Milwaukee

Writing was lonely.
So very lonely.
Until the day I discovered other writers.I knew they existed, of course, on couches being interviewed, represented with jacket pictures, in print. But not in real life like this. 

When I joined this MFA Program last summer, my world exploded. Suddenly I was filled to the brim with the camaraderie I had so desperately craved before, alone at my desk. Now, I could see in color.

I was home, with these people who thought a little like me and laughed at the same jokes I did, people who noticed subtleties like I do. We talked well into the night every night. No one wanted to go to sleep, no one wanted it to end.

This summer, during student readings, Jen and I acted in Colleen’s ten minute play. I was the first Indestructible, Jen was the first Dorothy Wick. We rehearsed much more than necessary because we just really loved running lines together, making each other laugh. I wrote a poem inspired by the character I played. I read that. The crowd loved us. 

So when Colleen texted us that her play, the play we loved, was being produced at a play festival in Milwaukee with “road trip?” Jen and I each texted back “hell yeah” without contemplation. Of course. Writers support writers. That is what is so incredible about the MFA community. So we drove, a lot of hours, after Jen and Brandon were out of school, in the dark, and arrived at 3:30 a.m.
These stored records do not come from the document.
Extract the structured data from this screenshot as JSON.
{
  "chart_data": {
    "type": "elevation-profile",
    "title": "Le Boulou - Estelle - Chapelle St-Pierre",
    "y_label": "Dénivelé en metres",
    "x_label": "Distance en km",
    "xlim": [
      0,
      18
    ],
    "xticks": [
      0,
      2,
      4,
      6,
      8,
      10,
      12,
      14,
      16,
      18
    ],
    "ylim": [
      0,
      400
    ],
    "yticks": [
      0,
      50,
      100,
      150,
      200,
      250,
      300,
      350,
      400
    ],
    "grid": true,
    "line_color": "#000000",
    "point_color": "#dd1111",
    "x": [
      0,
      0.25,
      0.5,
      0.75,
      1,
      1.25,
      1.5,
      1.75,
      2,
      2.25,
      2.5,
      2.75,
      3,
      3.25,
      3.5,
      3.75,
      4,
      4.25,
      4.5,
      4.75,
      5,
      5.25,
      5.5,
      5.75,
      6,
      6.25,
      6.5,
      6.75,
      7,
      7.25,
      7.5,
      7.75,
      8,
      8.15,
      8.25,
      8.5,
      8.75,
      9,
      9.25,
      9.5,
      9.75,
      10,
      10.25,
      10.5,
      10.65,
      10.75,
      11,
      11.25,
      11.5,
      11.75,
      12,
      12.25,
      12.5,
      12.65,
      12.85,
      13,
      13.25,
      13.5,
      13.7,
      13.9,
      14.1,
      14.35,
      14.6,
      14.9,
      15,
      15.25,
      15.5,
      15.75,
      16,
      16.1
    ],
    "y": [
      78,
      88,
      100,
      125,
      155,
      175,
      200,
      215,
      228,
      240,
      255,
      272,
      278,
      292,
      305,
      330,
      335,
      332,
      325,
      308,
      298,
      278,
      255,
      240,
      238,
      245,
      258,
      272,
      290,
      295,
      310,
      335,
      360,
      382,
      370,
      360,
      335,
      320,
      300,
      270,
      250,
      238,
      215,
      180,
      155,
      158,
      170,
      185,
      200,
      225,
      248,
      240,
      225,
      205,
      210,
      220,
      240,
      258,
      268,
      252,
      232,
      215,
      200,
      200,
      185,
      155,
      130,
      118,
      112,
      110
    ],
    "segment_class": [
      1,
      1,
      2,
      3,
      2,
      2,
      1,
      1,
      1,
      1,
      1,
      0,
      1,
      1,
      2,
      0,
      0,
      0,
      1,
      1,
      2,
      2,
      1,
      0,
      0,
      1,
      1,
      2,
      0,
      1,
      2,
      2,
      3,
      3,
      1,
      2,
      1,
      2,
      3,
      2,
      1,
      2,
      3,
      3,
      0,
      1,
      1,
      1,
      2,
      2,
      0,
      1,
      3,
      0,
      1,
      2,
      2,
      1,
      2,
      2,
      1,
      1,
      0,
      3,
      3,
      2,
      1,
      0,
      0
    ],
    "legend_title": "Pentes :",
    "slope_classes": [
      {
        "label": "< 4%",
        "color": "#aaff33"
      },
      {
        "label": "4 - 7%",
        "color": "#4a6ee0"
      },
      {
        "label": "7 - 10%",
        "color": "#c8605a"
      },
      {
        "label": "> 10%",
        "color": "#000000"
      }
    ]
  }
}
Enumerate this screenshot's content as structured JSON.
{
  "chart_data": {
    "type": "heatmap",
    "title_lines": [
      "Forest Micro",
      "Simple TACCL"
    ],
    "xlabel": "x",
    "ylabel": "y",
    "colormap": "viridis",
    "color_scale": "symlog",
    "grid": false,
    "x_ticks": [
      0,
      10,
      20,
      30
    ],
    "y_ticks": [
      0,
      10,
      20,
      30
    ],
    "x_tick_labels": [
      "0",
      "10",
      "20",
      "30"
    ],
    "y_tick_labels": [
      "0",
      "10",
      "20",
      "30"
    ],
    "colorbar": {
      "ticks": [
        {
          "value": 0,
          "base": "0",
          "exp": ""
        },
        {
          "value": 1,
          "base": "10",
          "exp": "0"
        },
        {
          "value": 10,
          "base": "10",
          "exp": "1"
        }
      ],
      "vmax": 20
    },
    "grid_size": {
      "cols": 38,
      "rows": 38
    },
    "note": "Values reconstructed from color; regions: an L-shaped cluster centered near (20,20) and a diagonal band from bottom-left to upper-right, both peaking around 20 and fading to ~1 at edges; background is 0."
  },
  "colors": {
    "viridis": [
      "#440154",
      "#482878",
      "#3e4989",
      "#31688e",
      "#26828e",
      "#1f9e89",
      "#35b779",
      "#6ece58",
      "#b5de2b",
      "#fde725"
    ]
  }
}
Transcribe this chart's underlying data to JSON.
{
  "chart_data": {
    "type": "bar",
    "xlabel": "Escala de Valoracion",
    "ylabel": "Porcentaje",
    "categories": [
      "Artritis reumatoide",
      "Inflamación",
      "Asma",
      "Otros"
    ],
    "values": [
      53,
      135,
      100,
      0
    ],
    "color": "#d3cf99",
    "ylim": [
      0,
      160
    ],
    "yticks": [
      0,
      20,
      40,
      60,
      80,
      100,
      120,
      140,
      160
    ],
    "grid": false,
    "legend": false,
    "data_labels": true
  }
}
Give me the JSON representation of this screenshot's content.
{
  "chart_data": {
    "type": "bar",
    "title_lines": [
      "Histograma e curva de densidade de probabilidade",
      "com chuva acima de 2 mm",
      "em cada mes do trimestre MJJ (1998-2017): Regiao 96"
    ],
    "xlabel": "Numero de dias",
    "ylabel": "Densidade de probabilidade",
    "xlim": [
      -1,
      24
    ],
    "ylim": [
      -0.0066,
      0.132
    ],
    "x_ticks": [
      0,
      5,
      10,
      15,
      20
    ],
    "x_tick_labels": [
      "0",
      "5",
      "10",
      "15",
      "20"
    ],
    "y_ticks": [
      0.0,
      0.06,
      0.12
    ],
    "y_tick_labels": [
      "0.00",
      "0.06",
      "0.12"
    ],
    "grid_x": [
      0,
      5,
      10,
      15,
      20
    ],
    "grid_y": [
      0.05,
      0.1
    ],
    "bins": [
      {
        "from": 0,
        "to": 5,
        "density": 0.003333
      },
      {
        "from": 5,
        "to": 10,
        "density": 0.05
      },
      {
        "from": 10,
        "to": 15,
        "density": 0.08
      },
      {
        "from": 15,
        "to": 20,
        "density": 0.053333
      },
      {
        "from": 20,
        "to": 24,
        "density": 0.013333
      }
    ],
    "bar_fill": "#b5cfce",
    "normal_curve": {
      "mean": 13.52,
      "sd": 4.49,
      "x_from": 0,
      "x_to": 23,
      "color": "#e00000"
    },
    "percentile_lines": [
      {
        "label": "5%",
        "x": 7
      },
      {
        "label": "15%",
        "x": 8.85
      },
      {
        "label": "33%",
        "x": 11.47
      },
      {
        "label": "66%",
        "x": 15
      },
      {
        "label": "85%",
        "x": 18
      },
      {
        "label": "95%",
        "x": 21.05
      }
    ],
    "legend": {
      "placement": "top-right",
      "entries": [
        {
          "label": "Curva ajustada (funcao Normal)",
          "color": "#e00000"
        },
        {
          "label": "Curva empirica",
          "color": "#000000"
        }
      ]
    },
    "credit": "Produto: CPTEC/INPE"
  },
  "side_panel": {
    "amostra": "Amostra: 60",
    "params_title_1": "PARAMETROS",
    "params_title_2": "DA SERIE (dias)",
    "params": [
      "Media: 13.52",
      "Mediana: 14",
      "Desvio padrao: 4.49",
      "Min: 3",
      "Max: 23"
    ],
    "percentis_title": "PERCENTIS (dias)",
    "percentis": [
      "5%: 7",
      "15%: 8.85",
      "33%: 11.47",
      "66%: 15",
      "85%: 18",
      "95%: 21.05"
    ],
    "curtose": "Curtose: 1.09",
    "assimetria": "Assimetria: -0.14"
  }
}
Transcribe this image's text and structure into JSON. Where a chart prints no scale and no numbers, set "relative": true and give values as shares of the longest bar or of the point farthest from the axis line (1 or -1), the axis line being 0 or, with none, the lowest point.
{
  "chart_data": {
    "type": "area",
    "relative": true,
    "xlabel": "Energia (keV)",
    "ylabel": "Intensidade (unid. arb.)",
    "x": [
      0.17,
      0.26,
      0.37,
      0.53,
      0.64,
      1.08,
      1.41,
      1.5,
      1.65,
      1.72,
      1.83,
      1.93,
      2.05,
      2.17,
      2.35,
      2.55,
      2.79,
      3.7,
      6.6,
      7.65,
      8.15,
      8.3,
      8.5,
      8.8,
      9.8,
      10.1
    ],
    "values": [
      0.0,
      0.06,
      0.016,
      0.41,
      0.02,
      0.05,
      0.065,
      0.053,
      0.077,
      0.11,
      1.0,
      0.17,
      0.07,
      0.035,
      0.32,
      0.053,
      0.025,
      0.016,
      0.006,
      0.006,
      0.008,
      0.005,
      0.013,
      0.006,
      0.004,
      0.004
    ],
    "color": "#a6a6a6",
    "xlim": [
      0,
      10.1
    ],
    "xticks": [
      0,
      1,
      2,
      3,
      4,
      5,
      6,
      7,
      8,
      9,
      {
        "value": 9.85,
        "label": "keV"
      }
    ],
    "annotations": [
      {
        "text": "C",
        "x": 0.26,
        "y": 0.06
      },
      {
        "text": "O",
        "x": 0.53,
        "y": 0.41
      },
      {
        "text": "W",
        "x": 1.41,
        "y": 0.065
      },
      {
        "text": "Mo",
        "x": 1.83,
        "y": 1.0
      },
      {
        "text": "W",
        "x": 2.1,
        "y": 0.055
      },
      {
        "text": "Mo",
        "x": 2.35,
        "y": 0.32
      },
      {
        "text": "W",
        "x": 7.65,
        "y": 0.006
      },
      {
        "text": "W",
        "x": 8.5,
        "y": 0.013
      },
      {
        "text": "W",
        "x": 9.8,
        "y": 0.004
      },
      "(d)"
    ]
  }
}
We woke up and ate gluten-free pancakes and we went and saw Colleen’s play acted out by “real actors” 🙄. They were incredible. Colleen was a celebrity. We were groupies.

On the ride back, at a Walgreens somewhere in Wisconsin, I checked my email where I had an acceptance from a literary journal for the poem I wrote at residency based on my character in the play. I told the girls and we high-fived, shrieking loudly. We are writers, becoming published together, by writing together, editing for one another, texting prompts and urges to write and submit. We are friends who get each other, get this business, and give each other a tunnel out of the loneliness that could envelop you if you let it.